We found broad national coverage of All of Us participants with relevant EHR data (265,222 participants), with enriched sampling near population centers in the Northeast corridor; Western Pennsylvania; Great Lakes Region; Southeast; Arizona; California; and the metropolitan areas of Austin/Dallas, Kansas City, Denver, and Seattle (Figure S2a, Table S7). Only 3.7% of zip3 codes had no All of Us participants with ICD, laboratory, or medication data.

Testing patterns in the All of Us data overlapped with CDC clinical laboratories reporting to NREVSS (Figure S2b) and mirrored participant distribution (Figure S2a) with a notable decrease in testing for all respiratory viruses in the Southeast relative to participant density (Figure S2c). Testing frequency varied substantially by virus; participants were more frequently tested for influenza virus and SARS-CoV-2 compared to all other viruses.

Virus type distributions in All of Us were similar to national surveillance data from NREVSS and GISRS^18,19,20. For PIV (2011–2019), HPIV-3 was most commonly detected and all other types were less frequent (Figure S3a). For hCoV (2014–2021), OC43 was most common and 229E was least common, while the order of NL63 and HKU1 differed (Figure S3b). Influenza virus type proportions (2010–2020) were nearly identical, with influenza virus A more common than influenza virus B (Figure S3c). Cross-dataset influenza subtype comparisons were not available, but in All of Us, H3N2 and H1N1 pdm09 were markedly more common than H1N1 and H5N1, as expected.

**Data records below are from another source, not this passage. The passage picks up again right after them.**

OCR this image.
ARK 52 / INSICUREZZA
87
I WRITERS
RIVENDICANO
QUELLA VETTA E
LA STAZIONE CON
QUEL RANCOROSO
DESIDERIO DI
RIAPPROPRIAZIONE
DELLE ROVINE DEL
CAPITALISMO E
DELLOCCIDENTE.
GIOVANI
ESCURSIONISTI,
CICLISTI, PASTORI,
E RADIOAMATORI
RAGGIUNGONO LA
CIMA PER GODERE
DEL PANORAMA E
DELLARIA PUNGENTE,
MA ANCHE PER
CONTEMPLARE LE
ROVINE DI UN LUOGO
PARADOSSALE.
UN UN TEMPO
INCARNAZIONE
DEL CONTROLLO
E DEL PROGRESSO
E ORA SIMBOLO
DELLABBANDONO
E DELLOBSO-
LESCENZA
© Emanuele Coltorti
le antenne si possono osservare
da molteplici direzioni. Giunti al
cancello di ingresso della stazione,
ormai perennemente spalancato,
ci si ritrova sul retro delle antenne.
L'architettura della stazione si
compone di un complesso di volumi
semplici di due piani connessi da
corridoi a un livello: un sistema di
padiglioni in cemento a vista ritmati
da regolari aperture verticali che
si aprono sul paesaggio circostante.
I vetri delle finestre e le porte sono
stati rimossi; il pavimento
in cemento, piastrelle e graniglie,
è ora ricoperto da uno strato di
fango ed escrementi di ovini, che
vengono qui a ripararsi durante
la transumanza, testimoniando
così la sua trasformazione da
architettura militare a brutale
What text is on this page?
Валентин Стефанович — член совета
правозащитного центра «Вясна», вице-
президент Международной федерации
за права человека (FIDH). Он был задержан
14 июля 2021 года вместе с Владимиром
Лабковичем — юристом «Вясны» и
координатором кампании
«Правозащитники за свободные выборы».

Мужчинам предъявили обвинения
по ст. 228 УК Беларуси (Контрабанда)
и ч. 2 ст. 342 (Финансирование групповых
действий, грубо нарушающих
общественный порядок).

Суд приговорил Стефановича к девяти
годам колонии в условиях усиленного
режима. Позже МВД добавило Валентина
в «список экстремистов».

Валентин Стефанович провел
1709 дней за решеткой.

Test positivity patterns from 2017 to 2022 matched CDC rates for most viruses (mean absolute error 5.89% positive tests per week for RV and 1.18–2.82 for all other viruses; Fig. 6). SARS-CoV-2, influenza virus, and RV had the highest percent positivity, and test positivity for most viruses followed expected seasonal patterns: PIV and RV test positivity showed two seasonal peaks per year (spring-dominant for PIV, fall-dominant for RV), while RSV, influenza virus, and hMPV had single overlapping winter peaks. SARS-CoV-2 test positivity rates matched expected variant waves (e.g., Alpha, Delta, and Omicron BA.1). Notable differences in the All of Us data include more week-to-week variability in virus positivity, undercounted positivity by ~ 10% during peak respiratory season for influenza virus and RSV, and less ADV positivity, relative to CDC data.